İktidarın, diğer konu ve sorunları olduğu gibi çözüm sürecini de araçsallaştırması, çözüm sürecinde önemli rol üstlenen ve risk alan Abdullah Öcalan’ın etkisini zayıflattı. 

2- “AKP’yle barış olmaz” çizgisi haklı mı çıktı?

Türkiye’de barış konusunda tecrübesizlik var. Türkiye, siyasal ve sosyal hiçbir sorununu müzakere ve diyalog ile kalıcı çözüme kavuşturmamış bir ülke. Türkiye’de “tarihsel yüklerden kurtulmak” kültürü, tecrübesi yok. Başka ülkelerin nasıl başardığına bakmak, incelemek, öğrenmek gibi zahmete katlanan insan sayısı, bir elin parmakları kadar. 

Çözüm sürecinde AKP ile barış olmaz iddiasıyla hareket edenler iki ayrı siyasi görüş savunucularıydı. Statükocular ve İslam fobisiyle hareket edenler. Temel tezleri; AKP’nin Türkiye’yi bölmek için gizli ajandası olduğu ve bunun emperyalistlerin Ortadoğu planının bir parçası olduğuydu. Bir de AKP’nin Kürtleri yedeklemeye çalıştığı iddiası var ki aynı kesimler hâlâ her seçimde aynı iddiada bulunabiliyorlar. Bu iddialarla barış çalışmalarından uzak durmaya çalışıyorlar.

İnsanlar AKP’ye çok güvendiği için barış masasına oturmuştur ya da barış sürecini desteklemiş değildir. Çözüm sürecine destek verenler, savaşın, ölümün acı gerçekliği karşısında barış isteyenlerdir. Örneğin Kolombiya’da barışı sürecini eski darbeci savunma bakanı yürütmektedir. 

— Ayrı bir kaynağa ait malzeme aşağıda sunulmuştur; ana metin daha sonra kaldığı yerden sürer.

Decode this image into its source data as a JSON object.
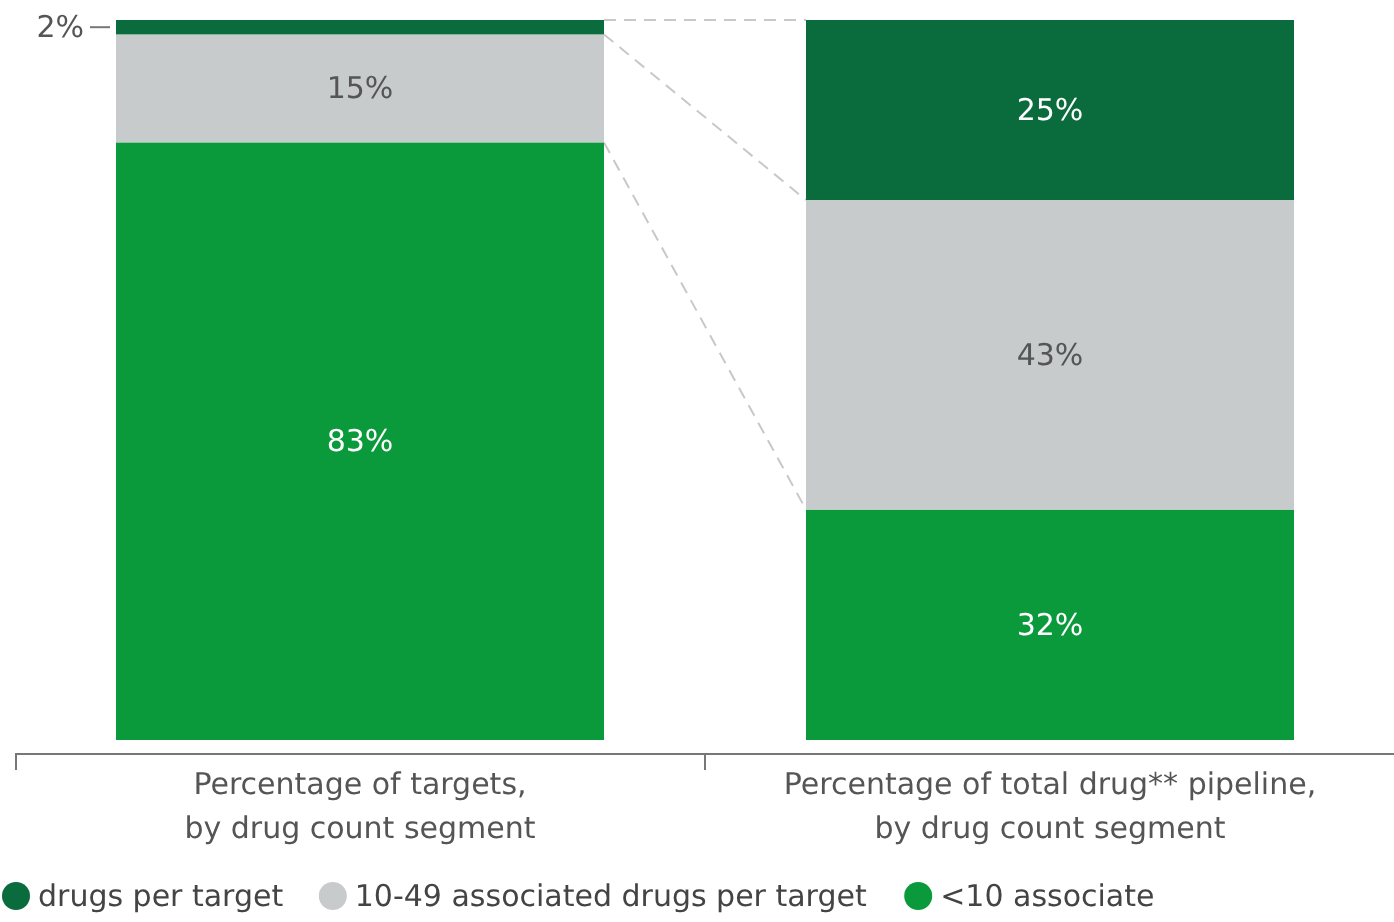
{
  "chart_data": {
    "type": "bar",
    "stacked": true,
    "categories": [
      "Percentage of targets,\nby drug count segment",
      "Percentage of total drug** pipeline,\nby drug count segment"
    ],
    "series": [
      {
        "name": "<10 associate",
        "color": "#0a9a3c",
        "values": [
          83,
          32
        ],
        "value_labels": [
          "83%",
          "32%"
        ]
      },
      {
        "name": "10-49 associated drugs per target",
        "color": "#c8cbcc",
        "values": [
          15,
          43
        ],
        "value_labels": [
          "15%",
          "43%"
        ]
      },
      {
        "name": "drugs per target",
        "color": "#0a6b3c",
        "values": [
          2,
          25
        ],
        "value_labels": [
          "2%",
          "25%"
        ]
      }
    ],
    "legend": "bottom"
  }
}
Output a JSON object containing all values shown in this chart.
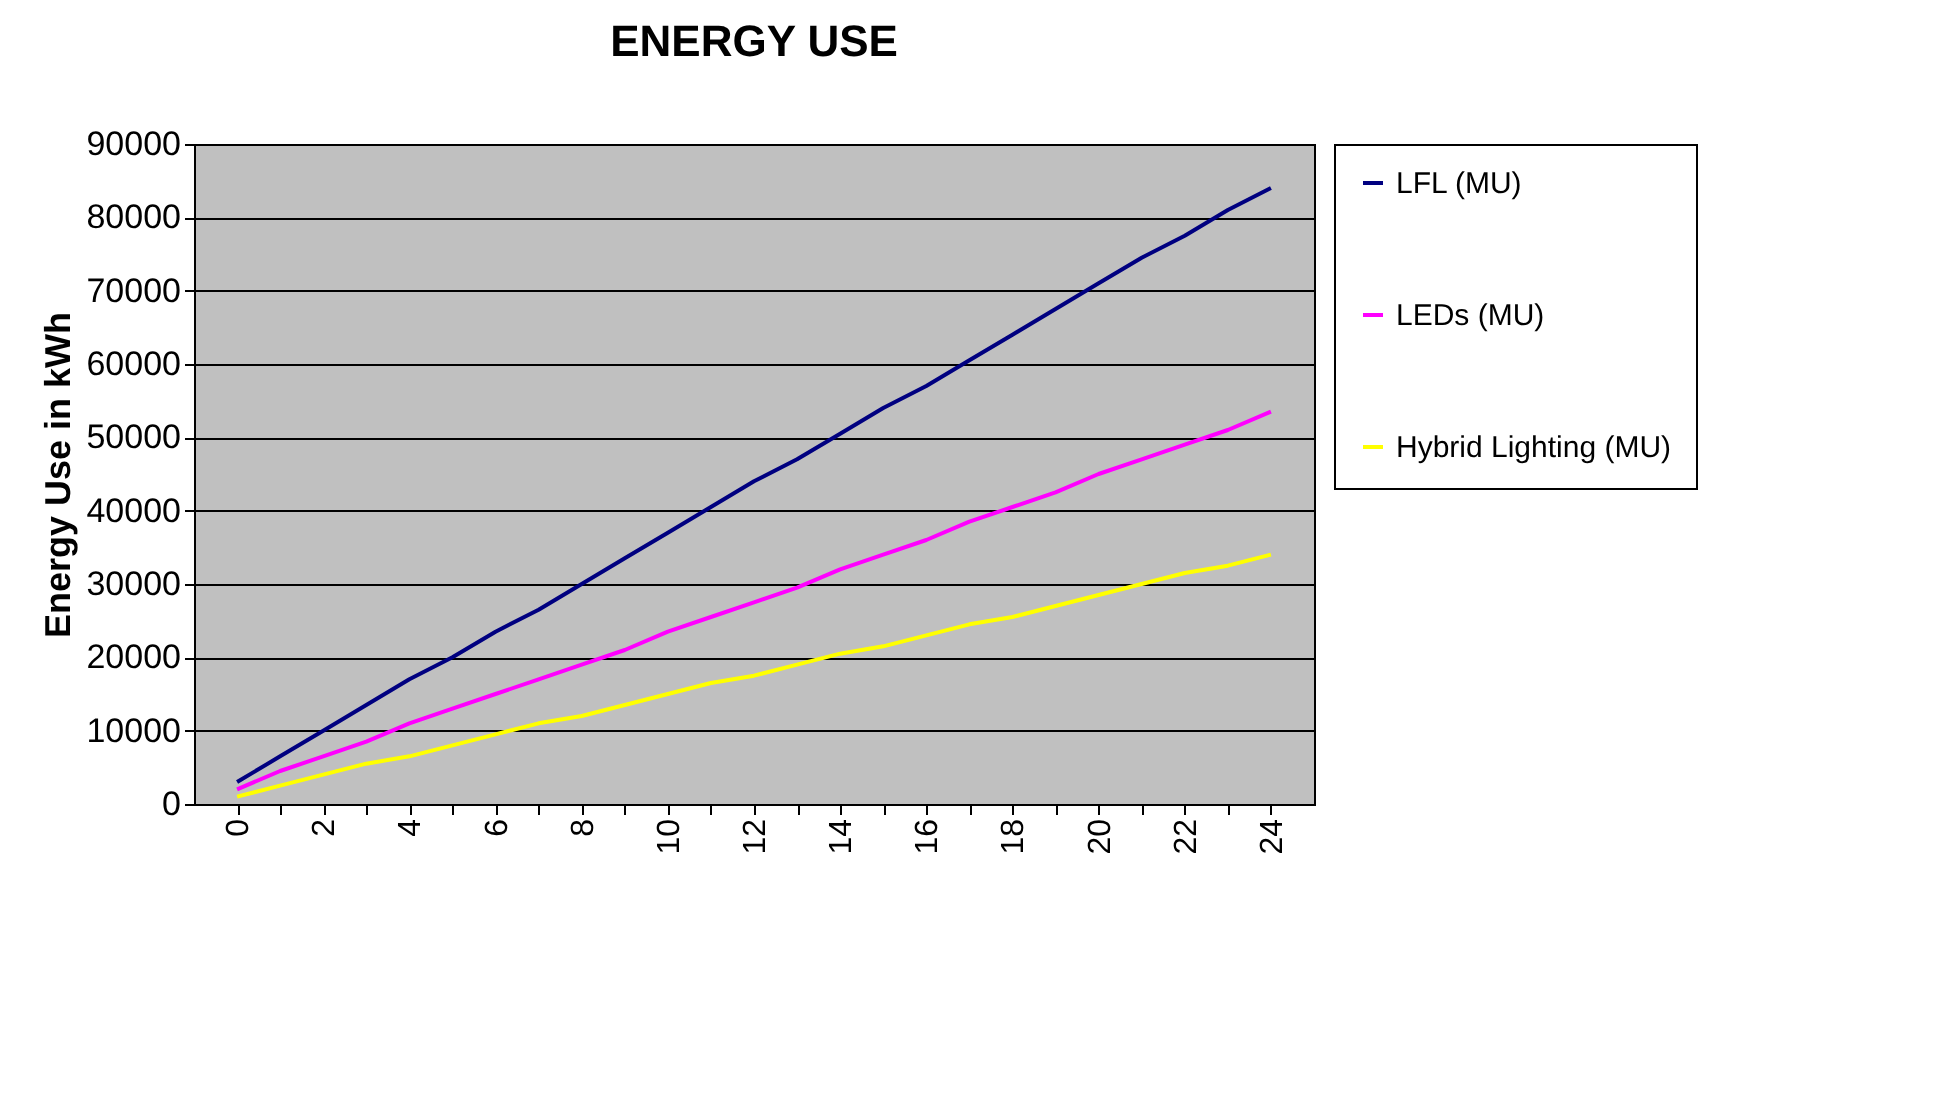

Barış için diyalog ve müzakere, çatışanlar ve savaşanlar arasında gelişirse başarıyla sonuçlanır.  AKP ile müzakere veya çözüm sürecini yürütmeyi, desteklemeyi bir seçenek haline getiren, Türkiye’nin seçmen çoğunluğudur. Bunların çok azı Kürt’tür, çoğunluğu Türk’tür. Bütün dünya örneklerinde görülmüştür ki, masaya oturanlar, barış görüşmelerine toplumsal desteğin çok olduğunu fark ettiklerinde, masayı çok zor terk ederler. Kürt sorununun çözümünde, silahların sustuğu, şiddetin son bulduğu negatif barış sürecinden, Kürtlerin eşit yurttaşlık haklarına kavuştukları pozitif barışa ulaşmak için aktöre değil, talebe destek verilmeliydi.  Bunu siyasal nedenle yapmayanlar veya çeşitli nedenlerle imtina edenler, bugünkü barış karşıtlığından sorumlular.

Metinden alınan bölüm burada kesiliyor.